Kerja dalam kelompok mungkin salah satu kekuatan terbesar orang
Jepang. Ada anekdot bahwa “1 orang professor Jepang akan kalah
dengan satu orang professor Amerika, hanya 10 orang professor Amerika
tidak akan bisa mengalahkan 10 orang professor Jepang yang
berkelompok” . Musyawarah mufakat atau sering disebut dengan
“rin-gi” adalah ritual dalam kelompok. Keputusan strategis harus
dibicarakan dalam “rin-gi”.
- Mandiri
Sejak usia
dini anak-anak dilatih untuk mandiri. Irsyad, anak saya yang paling
gede sempat merasakan masuk TK (Yochien) di Jepang.
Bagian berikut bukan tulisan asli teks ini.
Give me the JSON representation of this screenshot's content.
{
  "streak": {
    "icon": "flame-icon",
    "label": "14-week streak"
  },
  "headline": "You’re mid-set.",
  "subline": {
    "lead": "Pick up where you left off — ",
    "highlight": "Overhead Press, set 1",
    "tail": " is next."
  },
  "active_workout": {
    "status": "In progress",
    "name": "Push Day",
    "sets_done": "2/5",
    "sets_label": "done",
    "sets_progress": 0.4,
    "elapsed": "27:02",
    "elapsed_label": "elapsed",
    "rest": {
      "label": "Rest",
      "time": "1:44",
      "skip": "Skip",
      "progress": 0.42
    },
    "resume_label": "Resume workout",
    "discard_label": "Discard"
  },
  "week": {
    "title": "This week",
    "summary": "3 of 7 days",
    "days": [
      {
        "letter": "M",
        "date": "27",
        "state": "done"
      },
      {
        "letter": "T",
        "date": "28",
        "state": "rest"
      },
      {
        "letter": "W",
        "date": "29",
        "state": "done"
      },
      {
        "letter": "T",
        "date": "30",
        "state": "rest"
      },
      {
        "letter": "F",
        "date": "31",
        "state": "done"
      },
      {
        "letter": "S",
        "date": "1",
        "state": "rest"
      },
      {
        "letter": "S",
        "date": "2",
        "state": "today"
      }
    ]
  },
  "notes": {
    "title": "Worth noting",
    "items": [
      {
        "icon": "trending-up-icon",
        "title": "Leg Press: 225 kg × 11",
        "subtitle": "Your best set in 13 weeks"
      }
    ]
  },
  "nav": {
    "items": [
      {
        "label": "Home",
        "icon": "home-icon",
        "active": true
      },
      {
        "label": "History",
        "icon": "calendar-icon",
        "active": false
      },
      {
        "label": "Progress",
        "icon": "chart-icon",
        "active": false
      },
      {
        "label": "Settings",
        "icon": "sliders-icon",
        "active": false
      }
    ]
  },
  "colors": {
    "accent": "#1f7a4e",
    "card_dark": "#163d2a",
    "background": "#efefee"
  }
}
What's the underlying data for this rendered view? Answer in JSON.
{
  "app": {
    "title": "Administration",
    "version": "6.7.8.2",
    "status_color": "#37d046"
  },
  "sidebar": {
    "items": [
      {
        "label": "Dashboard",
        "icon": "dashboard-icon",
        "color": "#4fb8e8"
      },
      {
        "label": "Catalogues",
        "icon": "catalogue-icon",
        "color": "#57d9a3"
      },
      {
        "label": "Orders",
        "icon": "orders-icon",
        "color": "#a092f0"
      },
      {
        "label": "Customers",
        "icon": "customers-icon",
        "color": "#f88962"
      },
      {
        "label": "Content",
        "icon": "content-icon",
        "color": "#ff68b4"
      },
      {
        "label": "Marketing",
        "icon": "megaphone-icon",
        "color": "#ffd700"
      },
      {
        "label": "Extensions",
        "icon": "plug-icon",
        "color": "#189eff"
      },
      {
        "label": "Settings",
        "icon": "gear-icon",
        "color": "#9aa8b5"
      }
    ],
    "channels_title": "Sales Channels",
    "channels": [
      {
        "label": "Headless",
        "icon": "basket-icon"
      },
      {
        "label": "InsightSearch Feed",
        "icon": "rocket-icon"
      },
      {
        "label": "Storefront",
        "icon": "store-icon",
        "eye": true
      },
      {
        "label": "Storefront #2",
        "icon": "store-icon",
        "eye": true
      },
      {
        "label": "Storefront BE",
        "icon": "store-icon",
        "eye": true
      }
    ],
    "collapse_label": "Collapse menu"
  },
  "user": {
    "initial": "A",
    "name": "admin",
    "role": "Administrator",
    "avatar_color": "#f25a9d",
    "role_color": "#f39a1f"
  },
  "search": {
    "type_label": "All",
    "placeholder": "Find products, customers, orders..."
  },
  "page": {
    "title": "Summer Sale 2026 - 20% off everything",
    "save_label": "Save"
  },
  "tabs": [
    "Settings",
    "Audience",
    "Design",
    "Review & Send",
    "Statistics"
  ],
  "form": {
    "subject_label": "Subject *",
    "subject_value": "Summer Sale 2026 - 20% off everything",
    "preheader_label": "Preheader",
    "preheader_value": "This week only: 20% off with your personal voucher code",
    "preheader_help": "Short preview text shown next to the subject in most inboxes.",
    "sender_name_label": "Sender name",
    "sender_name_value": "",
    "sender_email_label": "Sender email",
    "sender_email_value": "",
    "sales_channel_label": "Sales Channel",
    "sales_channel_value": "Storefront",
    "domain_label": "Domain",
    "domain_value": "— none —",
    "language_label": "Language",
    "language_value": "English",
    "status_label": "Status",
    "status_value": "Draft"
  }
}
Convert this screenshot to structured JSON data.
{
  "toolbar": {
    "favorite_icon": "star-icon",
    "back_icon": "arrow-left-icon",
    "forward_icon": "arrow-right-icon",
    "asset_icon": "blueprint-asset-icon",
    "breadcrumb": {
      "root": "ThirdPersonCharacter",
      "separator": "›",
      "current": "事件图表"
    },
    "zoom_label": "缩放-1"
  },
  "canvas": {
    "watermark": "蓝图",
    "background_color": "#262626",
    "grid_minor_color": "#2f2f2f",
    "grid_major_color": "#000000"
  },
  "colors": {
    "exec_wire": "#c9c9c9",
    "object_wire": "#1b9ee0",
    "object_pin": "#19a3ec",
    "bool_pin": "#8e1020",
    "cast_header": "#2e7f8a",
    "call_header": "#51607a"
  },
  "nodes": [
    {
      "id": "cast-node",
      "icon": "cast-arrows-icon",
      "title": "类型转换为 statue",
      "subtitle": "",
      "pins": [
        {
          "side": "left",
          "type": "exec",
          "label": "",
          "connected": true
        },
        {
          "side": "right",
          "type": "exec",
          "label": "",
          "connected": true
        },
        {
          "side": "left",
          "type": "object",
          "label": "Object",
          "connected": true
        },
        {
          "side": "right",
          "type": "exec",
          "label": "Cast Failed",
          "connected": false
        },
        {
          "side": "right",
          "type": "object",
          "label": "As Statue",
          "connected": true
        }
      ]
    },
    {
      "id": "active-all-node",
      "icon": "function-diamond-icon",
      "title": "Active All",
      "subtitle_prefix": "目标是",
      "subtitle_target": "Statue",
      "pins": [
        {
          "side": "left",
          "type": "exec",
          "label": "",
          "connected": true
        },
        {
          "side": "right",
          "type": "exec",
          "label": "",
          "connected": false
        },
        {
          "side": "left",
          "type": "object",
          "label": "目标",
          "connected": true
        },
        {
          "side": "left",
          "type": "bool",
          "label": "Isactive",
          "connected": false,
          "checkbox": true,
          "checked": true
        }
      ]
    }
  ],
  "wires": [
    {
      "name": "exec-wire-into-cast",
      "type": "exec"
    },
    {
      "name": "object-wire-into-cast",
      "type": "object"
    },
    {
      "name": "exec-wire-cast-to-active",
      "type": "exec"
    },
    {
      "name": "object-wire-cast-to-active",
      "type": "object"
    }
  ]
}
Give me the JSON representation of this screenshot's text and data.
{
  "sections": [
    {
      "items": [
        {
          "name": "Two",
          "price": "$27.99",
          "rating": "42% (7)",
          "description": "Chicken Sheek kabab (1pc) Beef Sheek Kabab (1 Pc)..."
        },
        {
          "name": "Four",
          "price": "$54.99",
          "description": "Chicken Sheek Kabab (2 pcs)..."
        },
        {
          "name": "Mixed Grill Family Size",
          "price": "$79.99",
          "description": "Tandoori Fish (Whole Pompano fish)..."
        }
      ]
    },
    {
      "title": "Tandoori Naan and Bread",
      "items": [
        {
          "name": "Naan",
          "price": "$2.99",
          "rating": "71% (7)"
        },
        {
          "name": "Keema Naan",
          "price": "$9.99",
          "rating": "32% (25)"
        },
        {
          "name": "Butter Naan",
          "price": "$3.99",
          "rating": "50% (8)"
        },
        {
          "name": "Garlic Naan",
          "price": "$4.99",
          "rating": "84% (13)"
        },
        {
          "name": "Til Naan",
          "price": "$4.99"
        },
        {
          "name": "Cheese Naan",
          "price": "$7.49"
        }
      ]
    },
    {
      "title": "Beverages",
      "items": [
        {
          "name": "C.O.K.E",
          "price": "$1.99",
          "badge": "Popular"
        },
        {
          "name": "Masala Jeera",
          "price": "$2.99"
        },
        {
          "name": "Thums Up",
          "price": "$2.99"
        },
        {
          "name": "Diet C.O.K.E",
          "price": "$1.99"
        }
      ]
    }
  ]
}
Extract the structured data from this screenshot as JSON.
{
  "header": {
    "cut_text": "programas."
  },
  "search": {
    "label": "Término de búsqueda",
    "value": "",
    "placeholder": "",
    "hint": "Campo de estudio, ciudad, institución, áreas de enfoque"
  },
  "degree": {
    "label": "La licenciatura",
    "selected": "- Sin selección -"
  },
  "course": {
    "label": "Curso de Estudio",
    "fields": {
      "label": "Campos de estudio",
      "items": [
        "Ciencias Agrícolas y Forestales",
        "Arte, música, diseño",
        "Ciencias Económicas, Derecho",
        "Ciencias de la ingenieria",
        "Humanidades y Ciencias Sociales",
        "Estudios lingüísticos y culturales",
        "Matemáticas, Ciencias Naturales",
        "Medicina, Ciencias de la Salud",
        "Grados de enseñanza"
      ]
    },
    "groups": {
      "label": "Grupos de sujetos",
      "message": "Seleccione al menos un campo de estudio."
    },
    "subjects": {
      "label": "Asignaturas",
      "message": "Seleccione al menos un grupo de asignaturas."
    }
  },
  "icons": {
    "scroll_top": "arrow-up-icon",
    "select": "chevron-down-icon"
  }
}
Dia harus membawa
3 tas besar berisi pakaian ganti, bento (bungkusan makan siang),
sepatu ganti, buku-buku, handuk dan sebotol besar minuman yang
menggantung di lehernya. Di Yochien setiap anak dilatih untuk membawa
perlengkapan sendiri, dan bertanggung jawab terhadap barang miliknya
sendiri. Lepas SMA dan masuk bangku kuliah hampir sebagian besar
tidak meminta biaya kepada orang tua. Teman-temen seangkatan saya
dulu di Saitama University mengandalkan kerja part time untuk biaya
sekolah dan kehidupan sehari-hari. Kalaupun kehabisan uang, mereka
“meminjam” uang ke orang tua yang itu nanti mereka kembalikan di
bulan berikutnya.
- Jaga Tradisi & Menghormati Orang Tua
Perkembangan
teknologi dan ekonomi, tidak membuat bangsa Jepang kehilangan tradisi
dan budayanya. Budaya perempuan yang sudah menikah untuk tidak
bekerja masih ada dan hidup sampai saat ini. Budaya minta maaf masih
menjadi reflek orang Jepang. Kalau suatu hari anda naik sepeda di
Jepang dan menabrak pejalan kaki , maka jangan kaget kalau yang kita
tabrak malah yang minta maaf duluan.
Sampai saat
ini orang Jepang relatif menghindari berkata “tidak” untuk
apabila mendapat tawaran dari orang lain. Jadi kita harus hati-hati
dalam pergaulan dengan orang Jepang karena “hai” belum tentu “ya”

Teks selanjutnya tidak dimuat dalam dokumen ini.